No Congresso das Comunicações da APDC, Impresa, Media Capital e RTP pressionaram as ‘Big Tech’ a partilhar receitas com os media. Country manager da Google Portugal respondeu ao revelar que a multinacional já investiu oito milhões de euros em projetos de inovação dos media, em Portugal.
12 Maio 2021, 17h28

A Associação Portuguesa para o Desenvolvimento das Comunicações (APDC) juntou na 30ª edição do Congresso das Comunicações os principais administradores da Impresa, da Media Capital, da RTP e da Google Portugal para debater o ‘Estado da Nação dos Media’, esta quarta-feira. Neste debate os grupos de media reiteraram a defesa de uma taxa a cobrar a gigantes tecnológicos, como Google e Facebook, sobre conteúdos de media utilizados em plataformas digitais. Google garante que não “rouba” conteúdos e anunciou já ter investido oito milhões de euros em projetos de inovação dos media, em Portugal.

O presidente executivo do grupo Impresa, Francisco Pedro Balsemão, foi o mais vocal na defesa de se cobrar às Big Tech pelo aproveitamento de conteúdos profissionalmente produzidos pelos media. Para o gestor do grupo que controla o semanário “Expresso” e os canais da SIC, os media tradicionais têm um papel a cumprir, assim como os agregadores de notícias, redes sociais e outras plataforma digitais. Mas, aludindo para uma fuga das receitas publicitárias para as plataformas digitais, considera que há um desequilibro que está a contribuir para a “destruição” do modelo de negócio dos media tradicionais.

Questionado se acredita que irá ser definido um mecanismo para ser definido um preço a pagar por cada notícia veiculada, por exemplo, pelas redes sociais, o CEO da Impresa começou por afirmar: “Neste momento, o nosso modelo de negócio principal é a publicidade, com dois terços da nossa faturação a surgir via publicidade. O digital é uma grande tendência para os anunciantes [alocarem] algum do seu investimento – felizmente, em Portugal as televisões têm um enorme peso, mas o digital tem as suas mais-valias – e, neste momento, há dois players que são hegemónicos: a Google e a Facebook”.

Ora, para o Frnacisco Pedro Balsemão, o modelo de negócio “possível” para os media tradicionais “deixa de o ser a partir do momento em que há essa hegemonia”.

“Sabemos que há um domínio muito grande destes dois players naquilo que é a cadeia de valor na área da publicidade. Em ambos os eixos – a procura e a oferta – [essa domínio] foi sendo conquistado, de uma forma não tanto orgânica mas através de aquisições. Eles são gatekeepers, no sentido em que representam quase o acesso único às suas plataformas e com isso são árbitros e jogadores, ao mesmo tempo. Têm aqui um duplo papel: enquanto são árbitros das plataformas, também estão a concorrer contra os que usam as suas plataformas”, argumentou.

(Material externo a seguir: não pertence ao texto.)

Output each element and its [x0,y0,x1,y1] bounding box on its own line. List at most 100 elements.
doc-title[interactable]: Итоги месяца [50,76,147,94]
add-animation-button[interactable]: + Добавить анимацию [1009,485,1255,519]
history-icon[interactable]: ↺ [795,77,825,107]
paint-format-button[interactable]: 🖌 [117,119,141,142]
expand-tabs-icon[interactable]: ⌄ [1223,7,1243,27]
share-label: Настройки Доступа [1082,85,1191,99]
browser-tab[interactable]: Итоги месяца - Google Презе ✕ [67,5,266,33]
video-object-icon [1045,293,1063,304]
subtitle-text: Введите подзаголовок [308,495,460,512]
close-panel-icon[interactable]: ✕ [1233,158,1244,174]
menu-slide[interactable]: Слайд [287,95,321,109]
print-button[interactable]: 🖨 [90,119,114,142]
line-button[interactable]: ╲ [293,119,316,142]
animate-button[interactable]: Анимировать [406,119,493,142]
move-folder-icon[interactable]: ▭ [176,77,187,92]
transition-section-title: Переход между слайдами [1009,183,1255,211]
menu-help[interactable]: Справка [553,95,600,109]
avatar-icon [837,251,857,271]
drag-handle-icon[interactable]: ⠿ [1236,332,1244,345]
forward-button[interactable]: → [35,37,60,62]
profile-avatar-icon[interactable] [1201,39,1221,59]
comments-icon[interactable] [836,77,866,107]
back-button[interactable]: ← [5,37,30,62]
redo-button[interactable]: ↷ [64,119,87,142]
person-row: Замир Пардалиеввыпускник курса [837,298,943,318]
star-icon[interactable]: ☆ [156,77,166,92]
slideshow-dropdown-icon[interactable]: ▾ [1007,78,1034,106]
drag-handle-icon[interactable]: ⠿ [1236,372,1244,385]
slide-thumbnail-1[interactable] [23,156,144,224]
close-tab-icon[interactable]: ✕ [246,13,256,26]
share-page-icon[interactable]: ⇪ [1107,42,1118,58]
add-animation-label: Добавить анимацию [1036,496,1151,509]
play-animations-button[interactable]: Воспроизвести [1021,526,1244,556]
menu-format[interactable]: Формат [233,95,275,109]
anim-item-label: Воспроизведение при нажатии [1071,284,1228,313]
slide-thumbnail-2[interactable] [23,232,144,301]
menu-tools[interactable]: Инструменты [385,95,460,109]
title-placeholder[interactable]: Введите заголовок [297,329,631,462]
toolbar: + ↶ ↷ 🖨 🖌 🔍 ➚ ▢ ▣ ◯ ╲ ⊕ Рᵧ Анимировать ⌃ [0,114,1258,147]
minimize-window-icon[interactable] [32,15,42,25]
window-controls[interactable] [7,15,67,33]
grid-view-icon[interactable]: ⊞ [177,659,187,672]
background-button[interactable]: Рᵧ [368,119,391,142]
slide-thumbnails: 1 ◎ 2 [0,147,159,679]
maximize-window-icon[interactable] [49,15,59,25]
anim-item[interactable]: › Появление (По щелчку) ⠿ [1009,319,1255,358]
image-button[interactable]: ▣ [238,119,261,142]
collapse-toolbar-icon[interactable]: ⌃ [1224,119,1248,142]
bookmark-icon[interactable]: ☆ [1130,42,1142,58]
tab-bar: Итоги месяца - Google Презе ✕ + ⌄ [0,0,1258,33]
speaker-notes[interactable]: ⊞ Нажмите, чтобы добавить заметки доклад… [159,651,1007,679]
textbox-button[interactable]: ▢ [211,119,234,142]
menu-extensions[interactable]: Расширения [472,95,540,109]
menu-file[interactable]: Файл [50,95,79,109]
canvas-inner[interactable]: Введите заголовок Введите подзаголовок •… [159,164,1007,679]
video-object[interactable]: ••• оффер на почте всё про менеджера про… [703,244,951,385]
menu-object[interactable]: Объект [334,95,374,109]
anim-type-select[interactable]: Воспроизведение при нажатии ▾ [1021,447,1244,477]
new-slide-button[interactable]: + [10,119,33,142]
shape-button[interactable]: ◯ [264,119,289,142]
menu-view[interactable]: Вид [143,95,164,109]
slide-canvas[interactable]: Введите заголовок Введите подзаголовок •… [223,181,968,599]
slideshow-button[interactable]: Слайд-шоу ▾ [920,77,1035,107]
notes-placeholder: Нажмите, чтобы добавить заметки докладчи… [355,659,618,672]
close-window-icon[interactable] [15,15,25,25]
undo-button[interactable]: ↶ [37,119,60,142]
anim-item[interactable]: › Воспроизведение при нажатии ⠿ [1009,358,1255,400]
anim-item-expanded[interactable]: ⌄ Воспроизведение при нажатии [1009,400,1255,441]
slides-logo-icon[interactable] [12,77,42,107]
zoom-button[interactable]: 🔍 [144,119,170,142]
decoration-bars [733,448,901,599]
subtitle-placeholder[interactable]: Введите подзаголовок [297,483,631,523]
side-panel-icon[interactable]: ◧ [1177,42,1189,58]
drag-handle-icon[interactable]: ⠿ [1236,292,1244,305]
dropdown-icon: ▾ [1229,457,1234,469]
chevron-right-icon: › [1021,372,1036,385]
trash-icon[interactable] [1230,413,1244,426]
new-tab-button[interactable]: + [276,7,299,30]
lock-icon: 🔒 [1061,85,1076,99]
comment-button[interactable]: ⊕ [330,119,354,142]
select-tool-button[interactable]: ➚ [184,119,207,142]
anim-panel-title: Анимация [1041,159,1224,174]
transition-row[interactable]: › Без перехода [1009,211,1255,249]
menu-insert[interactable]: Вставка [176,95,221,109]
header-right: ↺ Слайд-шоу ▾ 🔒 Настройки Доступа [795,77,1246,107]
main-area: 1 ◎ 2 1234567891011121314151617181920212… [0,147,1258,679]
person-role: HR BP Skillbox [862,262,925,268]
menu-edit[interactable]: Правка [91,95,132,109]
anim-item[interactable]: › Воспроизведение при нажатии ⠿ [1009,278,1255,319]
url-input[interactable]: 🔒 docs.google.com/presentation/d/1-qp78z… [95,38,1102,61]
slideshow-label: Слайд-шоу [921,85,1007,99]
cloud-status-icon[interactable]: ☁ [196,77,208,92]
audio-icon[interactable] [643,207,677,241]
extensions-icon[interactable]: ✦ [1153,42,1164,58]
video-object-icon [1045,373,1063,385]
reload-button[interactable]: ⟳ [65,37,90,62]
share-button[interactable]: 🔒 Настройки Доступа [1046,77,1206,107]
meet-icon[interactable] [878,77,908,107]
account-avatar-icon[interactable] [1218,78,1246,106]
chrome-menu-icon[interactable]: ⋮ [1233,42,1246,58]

Qual é o problema? Segundo o gestor, as Big Tech têm “a capacidade de desenvolver algoritmos e outros mecanismos para se favorecerem a si mesmos”, face à concorrência dos media tradicionais, na monetização dos conteúdos produzidos por imprensa, televisão e rádio.

O gestor da Impresa disse, assim, que os conteúdos dos media têm “um custo em pessoas e em tecnologia”, pelo que defendeu a criação de uma taxa sobre as Big Tech. “Claro que nós queremos que isto [criação de uma taxa a pagar por redes sociais, agregadores de notícias e outras plataformas digitais] aconteça, que haja aqui um valor atribuído aos nossos conteúdos e que esse valor seja pago pelas grandes plataformas”.

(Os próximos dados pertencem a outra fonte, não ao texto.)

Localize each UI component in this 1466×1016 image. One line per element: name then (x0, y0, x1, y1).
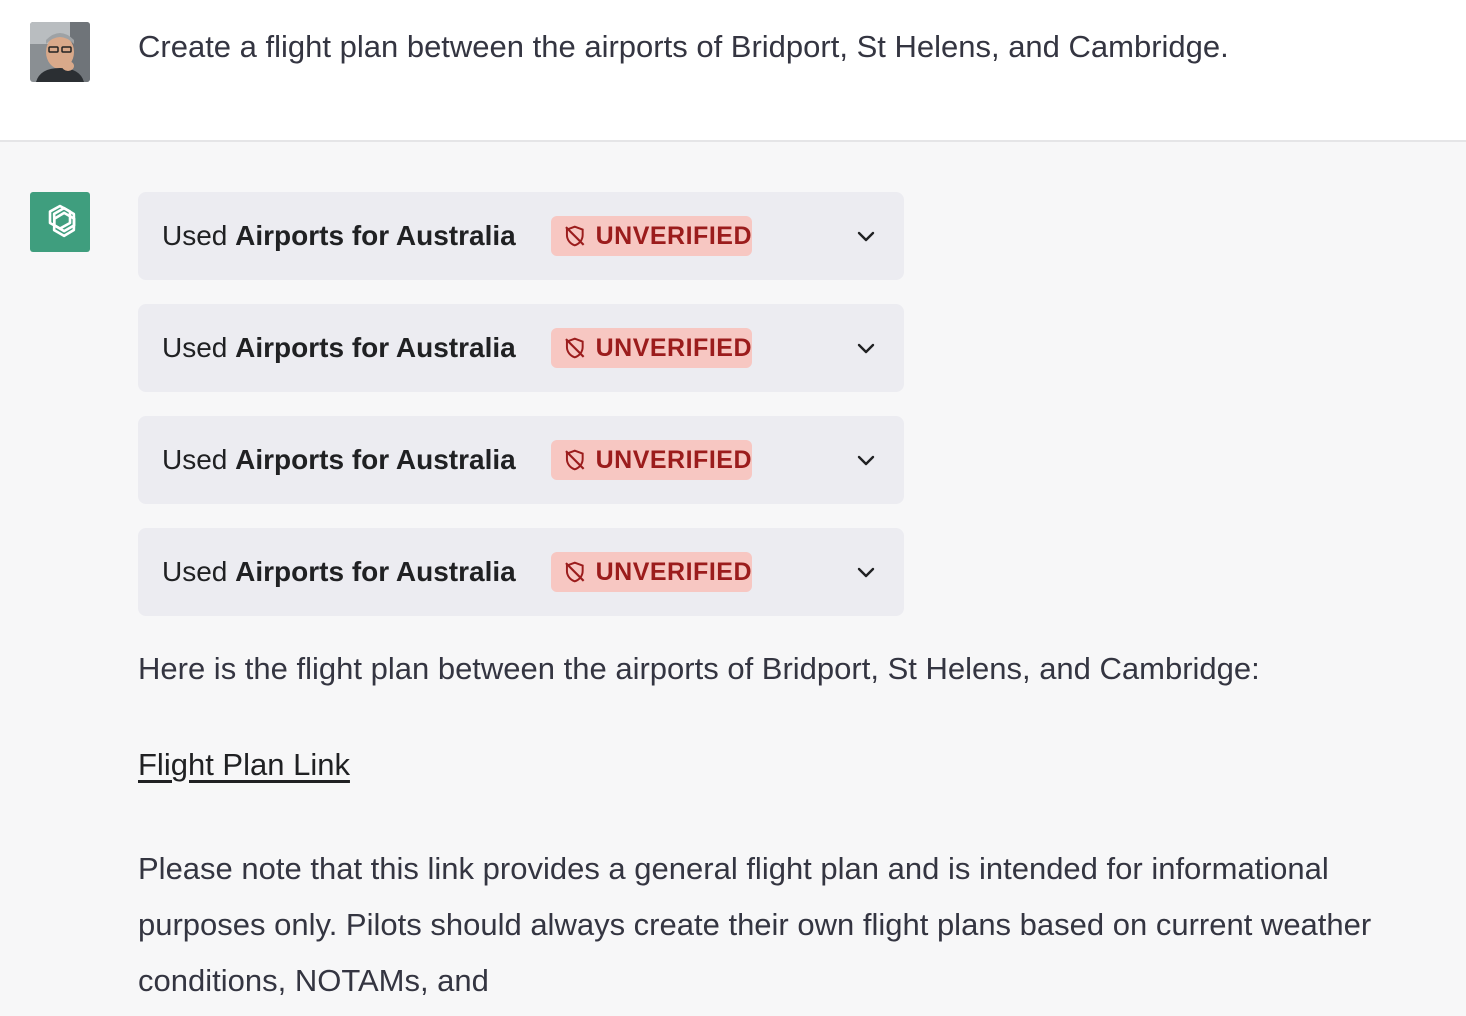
tool-call-prefix: Used (162, 332, 228, 363)
assistant-intro-text: Here is the flight plan between the airp… (138, 651, 1260, 686)
tool-call-card[interactable]: Used Airports for Australia UNVERIFIED (138, 528, 904, 616)
note-line: purposes only. Pilots should always crea… (138, 907, 1372, 942)
user-avatar-image (30, 22, 90, 82)
note-line: conditions, NOTAMs, and (138, 963, 489, 998)
badge-label: UNVERIFIED (595, 221, 752, 250)
assistant-avatar (30, 192, 90, 252)
tool-call-card[interactable]: Used Airports for Australia UNVERIFIED (138, 192, 904, 280)
badge-label: UNVERIFIED (595, 557, 752, 586)
plugin-name: Airports for Australia (235, 332, 516, 363)
user-message-row: Create a flight plan between the airport… (0, 0, 1466, 142)
chevron-down-icon[interactable] (854, 336, 878, 360)
user-avatar (30, 22, 90, 82)
unverified-badge: UNVERIFIED (551, 328, 752, 368)
badge-label: UNVERIFIED (595, 445, 752, 474)
unverified-badge: UNVERIFIED (551, 440, 752, 480)
note-line: Please note that this link provides a ge… (138, 851, 1329, 886)
tool-call-label: Used Airports for Australia (162, 328, 516, 368)
flight-plan-link[interactable]: Flight Plan Link (138, 745, 350, 785)
shield-off-icon (565, 225, 585, 247)
tool-call-prefix: Used (162, 444, 228, 475)
tool-call-prefix: Used (162, 556, 228, 587)
plugin-name: Airports for Australia (235, 444, 516, 475)
tool-call-label: Used Airports for Australia (162, 552, 516, 592)
chevron-down-icon[interactable] (854, 224, 878, 248)
badge-label: UNVERIFIED (595, 333, 752, 362)
unverified-badge: UNVERIFIED (551, 216, 752, 256)
shield-off-icon (565, 337, 585, 359)
chevron-down-icon[interactable] (854, 560, 878, 584)
tool-call-card[interactable]: Used Airports for Australia UNVERIFIED (138, 416, 904, 504)
openai-logo-icon (48, 204, 76, 238)
shield-off-icon (565, 449, 585, 471)
user-message-text: Create a flight plan between the airport… (138, 29, 1229, 64)
assistant-note-text: Please note that this link provides a ge… (138, 841, 1371, 1009)
chevron-down-icon[interactable] (854, 448, 878, 472)
tool-call-prefix: Used (162, 220, 228, 251)
tool-call-card[interactable]: Used Airports for Australia UNVERIFIED (138, 304, 904, 392)
tool-call-label: Used Airports for Australia (162, 440, 516, 480)
chat-page: Create a flight plan between the airport… (0, 0, 1466, 1016)
shield-off-icon (565, 561, 585, 583)
assistant-message-row: Used Airports for Australia UNVERIFIED U… (0, 142, 1466, 1016)
unverified-badge: UNVERIFIED (551, 552, 752, 592)
plugin-name: Airports for Australia (235, 220, 516, 251)
tool-call-label: Used Airports for Australia (162, 216, 516, 256)
plugin-name: Airports for Australia (235, 556, 516, 587)
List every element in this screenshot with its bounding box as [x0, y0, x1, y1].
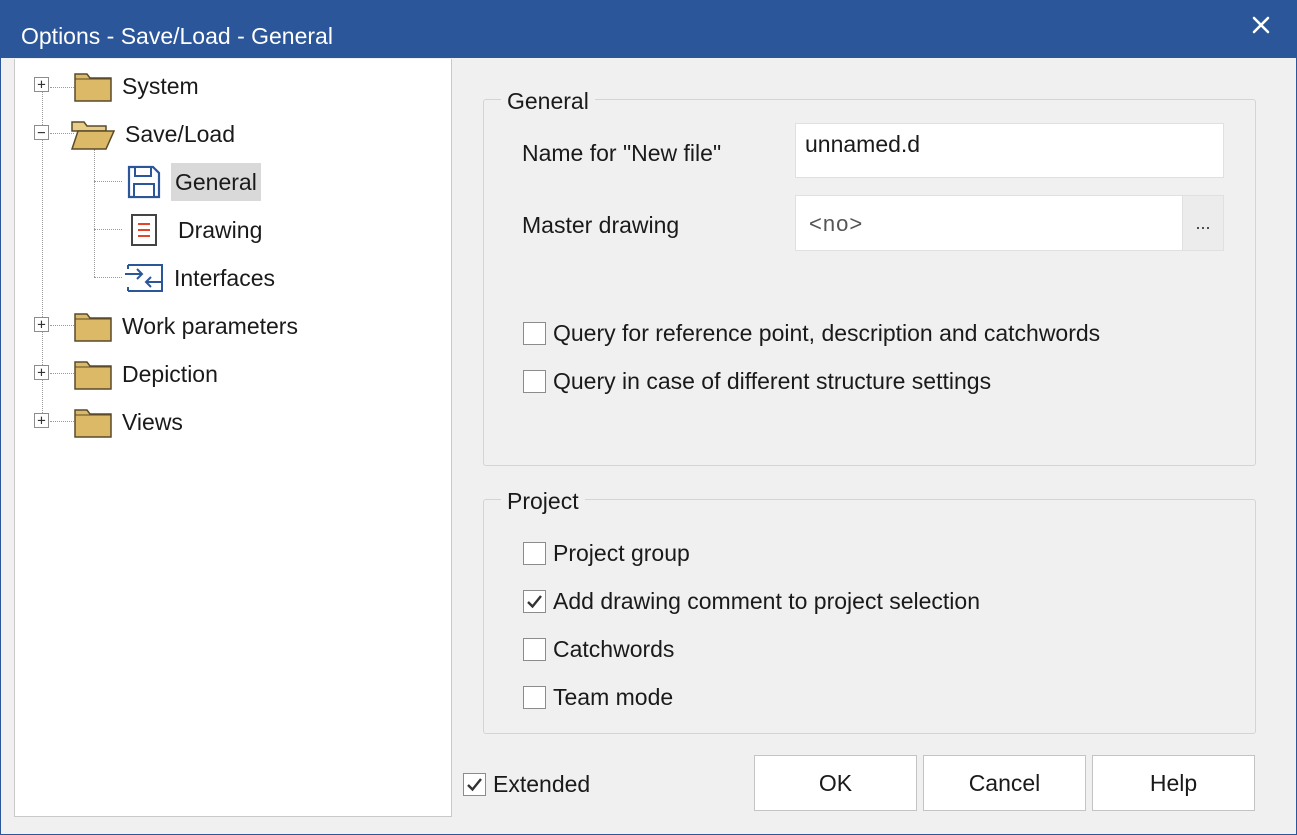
tree-item-label: System [122, 73, 199, 99]
query-structure-settings-checkbox[interactable]: Query in case of different structure set… [523, 365, 991, 397]
tree-connector [50, 421, 74, 422]
tree-item-label: Save/Load [125, 121, 235, 147]
tree-item-label: General [171, 163, 261, 201]
checkbox-label: Catchwords [553, 636, 675, 662]
checkbox-label: Team mode [553, 684, 674, 710]
collapse-saveload-toggle[interactable]: − [34, 125, 49, 140]
tree-connector [94, 277, 122, 278]
checkmark-icon [527, 594, 542, 608]
general-group-legend: General [501, 87, 595, 115]
catchwords-checkbox[interactable]: Catchwords [523, 633, 674, 665]
folder-closed-icon [74, 313, 112, 342]
expand-work-parameters-toggle[interactable]: + [34, 317, 49, 332]
project-group-legend: Project [501, 487, 585, 515]
query-reference-point-checkbox[interactable]: Query for reference point, description a… [523, 317, 1100, 349]
master-drawing-label: Master drawing [522, 212, 680, 238]
ok-button[interactable]: OK [754, 755, 917, 811]
checkbox-box [523, 589, 546, 613]
tree-connector [50, 87, 74, 88]
master-drawing-browse-button[interactable]: ... [1182, 196, 1223, 250]
checkbox-box [523, 637, 546, 661]
tree-item-depiction[interactable]: Depiction [74, 354, 222, 394]
tree-connector [50, 373, 74, 374]
window-title: Options - Save/Load - General [21, 23, 333, 49]
checkbox-box [463, 772, 486, 796]
expand-views-toggle[interactable]: + [34, 413, 49, 428]
folder-open-icon [71, 121, 115, 150]
expand-system-toggle[interactable]: + [34, 77, 49, 92]
cancel-button[interactable]: Cancel [923, 755, 1086, 811]
tree-connector [94, 229, 122, 230]
checkbox-box [523, 541, 546, 565]
master-drawing-value: <no> [809, 211, 864, 236]
tree-item-label: Views [122, 409, 183, 435]
checkbox-label: Extended [493, 771, 591, 797]
checkbox-label: Add drawing comment to project selection [553, 588, 980, 614]
checkbox-box [523, 321, 546, 345]
close-button[interactable] [1226, 1, 1296, 49]
options-tree[interactable]: + System − Save/Load General Drawing Int… [14, 59, 452, 817]
checkbox-label: Query in case of different structure set… [553, 368, 992, 394]
tree-item-saveload[interactable]: Save/Load [71, 114, 239, 154]
project-group-checkbox[interactable]: Project group [523, 537, 690, 569]
tree-item-label: Work parameters [122, 313, 298, 339]
tree-connector [94, 181, 122, 182]
close-icon [1252, 16, 1270, 34]
drawing-document-icon [131, 214, 157, 246]
help-button[interactable]: Help [1092, 755, 1255, 811]
tree-item-drawing[interactable]: Drawing [130, 210, 266, 250]
extended-checkbox[interactable]: Extended [463, 768, 590, 800]
tree-connector [94, 149, 95, 277]
tree-item-label: Depiction [122, 361, 218, 387]
folder-closed-icon [74, 73, 112, 102]
team-mode-checkbox[interactable]: Team mode [523, 681, 673, 713]
add-drawing-comment-checkbox[interactable]: Add drawing comment to project selection [523, 585, 980, 617]
folder-closed-icon [74, 361, 112, 390]
checkbox-label: Project group [553, 540, 690, 566]
interface-arrows-icon [125, 264, 163, 292]
tree-item-system[interactable]: System [74, 66, 203, 106]
tree-item-label: Interfaces [174, 265, 275, 291]
tree-connector [50, 325, 74, 326]
checkbox-label: Query for reference point, description a… [553, 320, 1101, 346]
tree-item-general[interactable]: General [127, 162, 261, 202]
tree-item-work-parameters[interactable]: Work parameters [74, 306, 302, 346]
expand-depiction-toggle[interactable]: + [34, 365, 49, 380]
new-file-name-input[interactable]: unnamed.d [795, 123, 1224, 178]
tree-item-interfaces[interactable]: Interfaces [124, 258, 279, 298]
checkbox-box [523, 685, 546, 709]
options-dialog: Options - Save/Load - General + System −… [0, 0, 1297, 835]
checkmark-icon [467, 777, 482, 791]
new-file-name-label: Name for "New file" [522, 140, 722, 166]
folder-closed-icon [74, 409, 112, 438]
master-drawing-field[interactable]: <no> ... [795, 195, 1224, 251]
tree-item-label: Drawing [178, 217, 263, 243]
tree-item-views[interactable]: Views [74, 402, 187, 442]
title-bar: Options - Save/Load - General [1, 1, 1296, 58]
save-disk-icon [127, 165, 161, 199]
checkbox-box [523, 369, 546, 393]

“Consideramos isso justo porque trata-se de uma questão de direitos de autor”, acrescentou, apelando à necessidade de um reequilíbrio na cadeia de valor dos media.

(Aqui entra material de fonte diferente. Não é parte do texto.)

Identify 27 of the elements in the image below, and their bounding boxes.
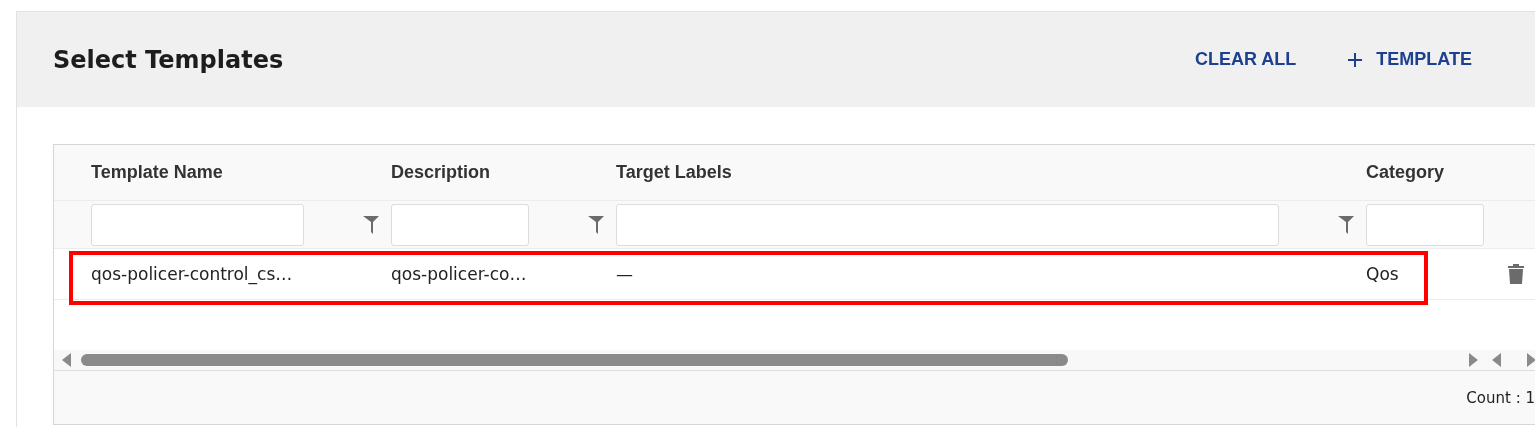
scroll-left-icon[interactable] — [62, 353, 71, 367]
table-cell-text: qos-policer-control_cs… — [91, 264, 294, 284]
horizontal-scrollbar[interactable] — [54, 350, 1535, 370]
plus-icon — [1348, 52, 1363, 67]
filter-field[interactable] — [616, 203, 1279, 246]
add-template-button[interactable]: TEMPLATE — [1348, 49, 1472, 70]
scroll-left-icon[interactable] — [1492, 353, 1501, 367]
clear-all-button[interactable]: CLEAR ALL — [1195, 49, 1297, 70]
trash-icon[interactable] — [1508, 264, 1524, 284]
column-header[interactable]: Target Labels — [616, 162, 1366, 183]
column-header[interactable]: Category — [1366, 162, 1484, 183]
filter-field[interactable] — [91, 203, 304, 246]
table-cell-text: Qos — [1366, 264, 1400, 284]
column-header[interactable]: Template Name — [91, 162, 391, 183]
filter-icon[interactable] — [1338, 215, 1354, 234]
scrollbar-thumb[interactable] — [81, 354, 1068, 366]
row-count: Count : 1 — [1466, 388, 1535, 407]
scroll-right-icon[interactable] — [1469, 353, 1478, 367]
filter-field[interactable] — [391, 203, 529, 246]
table-cell-text: qos-policer-co… — [391, 264, 528, 284]
table-cell-text: — — [616, 264, 634, 284]
scroll-right-icon[interactable] — [1527, 353, 1535, 367]
column-header[interactable]: Description — [391, 162, 616, 183]
filter-field[interactable] — [1366, 203, 1484, 246]
page-title: Select Templates — [53, 45, 285, 74]
filter-icon[interactable] — [363, 215, 379, 234]
filter-icon[interactable] — [588, 215, 604, 234]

A posição do CEO da dona da SIC foi apoiada pelo presidente executivo interino da Media Capital, Luís Cunha Velho, que também é o CEO da produtora Plural Entertainment.

“Há entre os media privados uma preocupação com os conteúdos e uma remuneração justa. Não somos contra as Big Tech, mas somos a favor que elas sejam olhadas com os conteúdos que utilizam e com o real valor que esses conteúdos têm e que, mais tarde,sejamos remunerados em relação a isso”, afirmou.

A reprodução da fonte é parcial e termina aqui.